= Vrats dasht =

Vrats dasht (Armenian: Վրաց դաշտ) is a term used by Armenian chroniclers to refer to lands of modern Northern Armenia and Southern Georgia. The region also used to go by the name of Gugark (Armenian: Գուգարք). According to the Armenian historian Ukhtanes of Sebastia, the town of Tsurtav is located in the region of "vrac' dasht" (Iberian Plain). Tsurtav is one of the main towns of the Gugark province.

== Meaning ==
The sentence "Vrats dasht" roughly translates into "Field of Georgians".

== Early history ==
The first record of the region is associated with the king of Urartu, Argishti I in 785 BC, who records the region as part of the early Proto-Georgian tribal formation of Diauehi. He calls this specific area "Zabaha", which is the Urartean name for "Javakh".
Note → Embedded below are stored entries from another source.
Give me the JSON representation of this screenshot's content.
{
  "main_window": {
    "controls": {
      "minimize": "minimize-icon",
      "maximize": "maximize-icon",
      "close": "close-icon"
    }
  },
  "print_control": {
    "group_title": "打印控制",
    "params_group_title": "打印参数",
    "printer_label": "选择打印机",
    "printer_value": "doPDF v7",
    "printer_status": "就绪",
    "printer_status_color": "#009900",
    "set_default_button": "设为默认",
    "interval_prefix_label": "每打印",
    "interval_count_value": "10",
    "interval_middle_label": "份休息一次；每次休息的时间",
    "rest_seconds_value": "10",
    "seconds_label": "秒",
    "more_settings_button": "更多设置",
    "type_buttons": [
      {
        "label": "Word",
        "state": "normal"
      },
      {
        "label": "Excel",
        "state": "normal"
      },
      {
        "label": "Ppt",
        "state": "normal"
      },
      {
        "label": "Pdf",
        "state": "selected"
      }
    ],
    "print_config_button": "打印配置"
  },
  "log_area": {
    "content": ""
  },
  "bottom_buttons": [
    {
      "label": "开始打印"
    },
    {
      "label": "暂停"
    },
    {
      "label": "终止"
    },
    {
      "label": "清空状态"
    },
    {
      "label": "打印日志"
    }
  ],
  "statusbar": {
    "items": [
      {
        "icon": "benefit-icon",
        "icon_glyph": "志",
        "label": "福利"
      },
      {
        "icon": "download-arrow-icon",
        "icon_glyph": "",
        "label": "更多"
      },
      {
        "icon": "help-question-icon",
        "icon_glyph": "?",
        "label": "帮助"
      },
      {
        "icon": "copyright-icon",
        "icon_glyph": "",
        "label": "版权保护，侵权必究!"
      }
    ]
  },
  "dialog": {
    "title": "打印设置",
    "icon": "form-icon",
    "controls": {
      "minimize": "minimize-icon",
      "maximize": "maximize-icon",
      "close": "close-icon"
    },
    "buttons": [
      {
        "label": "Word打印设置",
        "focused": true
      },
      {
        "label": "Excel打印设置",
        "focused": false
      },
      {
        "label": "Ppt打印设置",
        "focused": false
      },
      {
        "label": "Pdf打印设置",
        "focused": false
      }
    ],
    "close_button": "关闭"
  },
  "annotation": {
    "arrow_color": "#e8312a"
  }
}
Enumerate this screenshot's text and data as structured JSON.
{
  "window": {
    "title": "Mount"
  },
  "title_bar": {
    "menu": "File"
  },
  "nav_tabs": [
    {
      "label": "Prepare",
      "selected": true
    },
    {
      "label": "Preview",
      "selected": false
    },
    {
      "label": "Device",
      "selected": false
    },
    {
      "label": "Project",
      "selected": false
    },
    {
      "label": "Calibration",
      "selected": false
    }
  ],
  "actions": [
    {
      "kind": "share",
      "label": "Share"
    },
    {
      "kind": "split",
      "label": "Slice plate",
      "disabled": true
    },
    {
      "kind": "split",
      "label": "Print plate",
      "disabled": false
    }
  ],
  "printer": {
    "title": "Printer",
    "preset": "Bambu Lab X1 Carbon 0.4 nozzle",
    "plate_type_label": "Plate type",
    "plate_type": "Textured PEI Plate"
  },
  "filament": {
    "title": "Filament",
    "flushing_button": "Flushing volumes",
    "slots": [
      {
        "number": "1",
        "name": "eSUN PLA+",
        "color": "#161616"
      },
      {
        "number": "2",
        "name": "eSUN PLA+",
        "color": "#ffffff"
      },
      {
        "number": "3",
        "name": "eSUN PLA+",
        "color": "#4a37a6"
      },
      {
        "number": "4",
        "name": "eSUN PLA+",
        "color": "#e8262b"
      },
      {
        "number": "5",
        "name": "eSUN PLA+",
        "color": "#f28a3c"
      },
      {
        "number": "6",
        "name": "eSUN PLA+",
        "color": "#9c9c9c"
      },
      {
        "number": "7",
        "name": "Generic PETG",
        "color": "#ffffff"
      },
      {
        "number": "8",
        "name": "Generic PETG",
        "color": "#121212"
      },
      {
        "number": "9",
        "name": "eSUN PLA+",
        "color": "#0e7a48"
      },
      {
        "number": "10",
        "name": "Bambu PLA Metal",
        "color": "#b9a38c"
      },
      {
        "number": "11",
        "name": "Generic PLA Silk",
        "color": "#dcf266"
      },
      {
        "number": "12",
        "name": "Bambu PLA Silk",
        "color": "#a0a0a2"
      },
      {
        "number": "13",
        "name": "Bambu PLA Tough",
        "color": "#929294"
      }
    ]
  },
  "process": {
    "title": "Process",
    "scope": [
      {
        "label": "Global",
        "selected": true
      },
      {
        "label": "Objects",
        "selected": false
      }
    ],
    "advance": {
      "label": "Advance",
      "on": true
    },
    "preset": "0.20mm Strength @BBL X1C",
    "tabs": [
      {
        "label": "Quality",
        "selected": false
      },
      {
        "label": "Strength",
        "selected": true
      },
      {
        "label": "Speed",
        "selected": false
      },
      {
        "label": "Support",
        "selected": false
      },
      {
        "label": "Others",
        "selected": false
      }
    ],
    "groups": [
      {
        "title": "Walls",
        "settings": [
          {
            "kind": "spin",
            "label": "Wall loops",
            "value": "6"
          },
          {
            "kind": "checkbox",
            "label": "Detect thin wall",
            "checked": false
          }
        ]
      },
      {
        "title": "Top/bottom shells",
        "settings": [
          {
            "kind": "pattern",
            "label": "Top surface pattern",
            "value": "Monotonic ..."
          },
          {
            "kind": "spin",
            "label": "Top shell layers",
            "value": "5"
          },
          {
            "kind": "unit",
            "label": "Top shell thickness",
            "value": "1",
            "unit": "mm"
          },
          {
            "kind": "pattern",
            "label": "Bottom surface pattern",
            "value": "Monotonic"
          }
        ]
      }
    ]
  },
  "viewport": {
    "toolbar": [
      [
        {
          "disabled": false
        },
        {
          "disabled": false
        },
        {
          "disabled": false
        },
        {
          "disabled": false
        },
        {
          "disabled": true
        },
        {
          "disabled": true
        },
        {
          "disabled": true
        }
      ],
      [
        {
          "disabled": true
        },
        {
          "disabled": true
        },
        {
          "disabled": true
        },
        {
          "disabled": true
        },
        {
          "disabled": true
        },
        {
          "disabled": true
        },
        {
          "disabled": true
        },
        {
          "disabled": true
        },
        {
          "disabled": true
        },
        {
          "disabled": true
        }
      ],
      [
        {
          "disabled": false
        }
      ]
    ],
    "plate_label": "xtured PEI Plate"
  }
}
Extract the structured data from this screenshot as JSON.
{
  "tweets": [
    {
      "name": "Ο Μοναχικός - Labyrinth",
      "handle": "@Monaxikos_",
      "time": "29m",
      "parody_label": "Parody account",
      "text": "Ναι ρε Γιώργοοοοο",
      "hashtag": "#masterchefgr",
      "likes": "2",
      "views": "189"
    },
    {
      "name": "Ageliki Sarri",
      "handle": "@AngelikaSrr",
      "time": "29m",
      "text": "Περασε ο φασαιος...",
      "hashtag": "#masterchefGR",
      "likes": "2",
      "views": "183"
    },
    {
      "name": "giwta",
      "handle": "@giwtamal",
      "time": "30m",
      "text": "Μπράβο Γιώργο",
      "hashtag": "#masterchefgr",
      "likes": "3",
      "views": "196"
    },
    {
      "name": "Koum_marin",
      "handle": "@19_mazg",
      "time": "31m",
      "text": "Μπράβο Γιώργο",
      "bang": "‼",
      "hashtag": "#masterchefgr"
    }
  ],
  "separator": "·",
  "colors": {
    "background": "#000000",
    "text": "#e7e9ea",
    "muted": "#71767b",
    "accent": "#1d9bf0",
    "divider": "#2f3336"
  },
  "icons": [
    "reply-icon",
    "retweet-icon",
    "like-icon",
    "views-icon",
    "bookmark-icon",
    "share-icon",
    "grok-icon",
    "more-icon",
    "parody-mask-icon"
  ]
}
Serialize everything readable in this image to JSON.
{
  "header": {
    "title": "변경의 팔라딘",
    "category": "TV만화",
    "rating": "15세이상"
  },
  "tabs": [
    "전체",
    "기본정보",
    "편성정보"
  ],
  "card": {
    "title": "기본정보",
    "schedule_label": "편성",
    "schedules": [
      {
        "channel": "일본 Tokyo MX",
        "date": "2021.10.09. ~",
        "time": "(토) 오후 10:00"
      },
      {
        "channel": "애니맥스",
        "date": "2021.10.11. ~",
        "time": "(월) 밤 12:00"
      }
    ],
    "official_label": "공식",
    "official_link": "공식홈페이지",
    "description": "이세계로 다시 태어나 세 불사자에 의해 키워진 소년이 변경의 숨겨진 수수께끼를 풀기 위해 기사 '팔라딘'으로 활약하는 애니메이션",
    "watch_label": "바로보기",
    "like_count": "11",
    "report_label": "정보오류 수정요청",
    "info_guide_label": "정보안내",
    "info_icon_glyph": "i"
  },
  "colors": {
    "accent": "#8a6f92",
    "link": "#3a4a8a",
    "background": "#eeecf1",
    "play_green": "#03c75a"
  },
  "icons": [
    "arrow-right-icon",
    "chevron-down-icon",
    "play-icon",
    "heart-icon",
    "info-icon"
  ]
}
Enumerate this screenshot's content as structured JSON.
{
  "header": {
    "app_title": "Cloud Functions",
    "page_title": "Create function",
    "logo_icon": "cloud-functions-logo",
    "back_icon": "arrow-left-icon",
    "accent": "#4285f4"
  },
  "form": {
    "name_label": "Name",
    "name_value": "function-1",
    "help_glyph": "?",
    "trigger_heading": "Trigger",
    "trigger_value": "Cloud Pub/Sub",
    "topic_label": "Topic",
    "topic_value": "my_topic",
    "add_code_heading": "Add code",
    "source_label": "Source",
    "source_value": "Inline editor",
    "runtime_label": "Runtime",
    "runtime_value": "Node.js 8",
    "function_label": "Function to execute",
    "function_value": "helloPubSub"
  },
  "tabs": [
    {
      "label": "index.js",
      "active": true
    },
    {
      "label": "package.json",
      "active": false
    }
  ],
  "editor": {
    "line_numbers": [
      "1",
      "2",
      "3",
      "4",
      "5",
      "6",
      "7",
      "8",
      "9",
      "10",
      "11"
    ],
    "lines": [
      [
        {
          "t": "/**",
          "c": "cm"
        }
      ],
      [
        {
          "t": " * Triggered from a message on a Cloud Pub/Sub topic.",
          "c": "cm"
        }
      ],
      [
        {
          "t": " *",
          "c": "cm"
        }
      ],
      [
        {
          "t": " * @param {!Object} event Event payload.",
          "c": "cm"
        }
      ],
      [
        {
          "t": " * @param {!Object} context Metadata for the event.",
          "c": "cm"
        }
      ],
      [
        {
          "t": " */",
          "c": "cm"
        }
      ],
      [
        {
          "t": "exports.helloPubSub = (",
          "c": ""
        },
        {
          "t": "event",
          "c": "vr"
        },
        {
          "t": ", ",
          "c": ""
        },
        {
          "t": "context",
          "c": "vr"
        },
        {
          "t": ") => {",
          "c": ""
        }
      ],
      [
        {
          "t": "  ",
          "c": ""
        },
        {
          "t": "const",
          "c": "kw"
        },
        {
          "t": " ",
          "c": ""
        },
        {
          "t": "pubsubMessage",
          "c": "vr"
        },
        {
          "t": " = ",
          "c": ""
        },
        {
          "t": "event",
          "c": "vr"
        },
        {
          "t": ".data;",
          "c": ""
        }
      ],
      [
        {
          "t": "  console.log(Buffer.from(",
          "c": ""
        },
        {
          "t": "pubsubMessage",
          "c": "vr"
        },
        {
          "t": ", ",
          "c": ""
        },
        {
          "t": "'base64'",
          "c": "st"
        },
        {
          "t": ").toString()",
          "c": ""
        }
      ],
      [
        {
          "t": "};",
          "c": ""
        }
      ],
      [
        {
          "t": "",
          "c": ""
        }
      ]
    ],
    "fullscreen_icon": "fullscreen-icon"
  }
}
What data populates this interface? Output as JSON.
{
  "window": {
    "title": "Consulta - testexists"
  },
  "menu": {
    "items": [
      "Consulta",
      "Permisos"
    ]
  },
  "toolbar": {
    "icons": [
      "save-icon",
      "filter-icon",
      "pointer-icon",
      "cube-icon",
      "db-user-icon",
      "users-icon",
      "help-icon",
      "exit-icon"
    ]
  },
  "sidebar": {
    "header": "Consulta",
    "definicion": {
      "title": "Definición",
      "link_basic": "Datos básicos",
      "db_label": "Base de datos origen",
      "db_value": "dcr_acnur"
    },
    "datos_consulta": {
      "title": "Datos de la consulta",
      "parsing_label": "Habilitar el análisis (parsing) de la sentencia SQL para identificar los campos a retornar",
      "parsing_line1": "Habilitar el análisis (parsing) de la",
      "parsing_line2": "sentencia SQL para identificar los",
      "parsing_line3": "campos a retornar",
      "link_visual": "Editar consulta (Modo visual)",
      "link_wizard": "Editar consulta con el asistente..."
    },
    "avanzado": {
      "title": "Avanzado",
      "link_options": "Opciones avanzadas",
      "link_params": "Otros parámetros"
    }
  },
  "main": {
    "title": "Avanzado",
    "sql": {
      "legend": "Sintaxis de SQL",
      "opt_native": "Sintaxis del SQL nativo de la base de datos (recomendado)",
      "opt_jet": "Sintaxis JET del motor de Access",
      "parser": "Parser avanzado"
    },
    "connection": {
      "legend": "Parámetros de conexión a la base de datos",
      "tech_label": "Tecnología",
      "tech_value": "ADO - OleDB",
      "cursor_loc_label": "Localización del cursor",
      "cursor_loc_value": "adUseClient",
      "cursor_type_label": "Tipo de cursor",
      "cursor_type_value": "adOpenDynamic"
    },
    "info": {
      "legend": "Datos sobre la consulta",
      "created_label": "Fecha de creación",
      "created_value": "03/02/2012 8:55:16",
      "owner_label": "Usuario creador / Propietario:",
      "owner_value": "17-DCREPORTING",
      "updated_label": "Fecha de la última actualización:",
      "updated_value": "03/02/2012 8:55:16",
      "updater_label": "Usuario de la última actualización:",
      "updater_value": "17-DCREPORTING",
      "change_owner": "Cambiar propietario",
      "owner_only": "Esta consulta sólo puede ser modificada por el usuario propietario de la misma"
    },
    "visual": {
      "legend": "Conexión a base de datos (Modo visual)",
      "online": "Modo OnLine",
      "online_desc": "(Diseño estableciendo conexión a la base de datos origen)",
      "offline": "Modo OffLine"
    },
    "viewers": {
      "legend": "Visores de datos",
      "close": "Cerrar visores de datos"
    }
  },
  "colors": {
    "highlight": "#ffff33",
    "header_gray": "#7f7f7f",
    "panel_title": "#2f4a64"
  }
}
It is also notable that, in the exact same year in 785 BC, after the region switched hands from Diauehian rule into Urartian one, the Erebuni Fortress was founded (which later would become Yerevan, capital of Armenia).

The region roughly came into the rule of Armenia in 189 BC, when Armenian king Artaxias I conquered it. And the domains of Artaxias, at first limited to the Araxes valley, were greatly enlarged at the expense of Iberia. But, in 35 AD, Pharsmanes I of Iberia reconquered this land.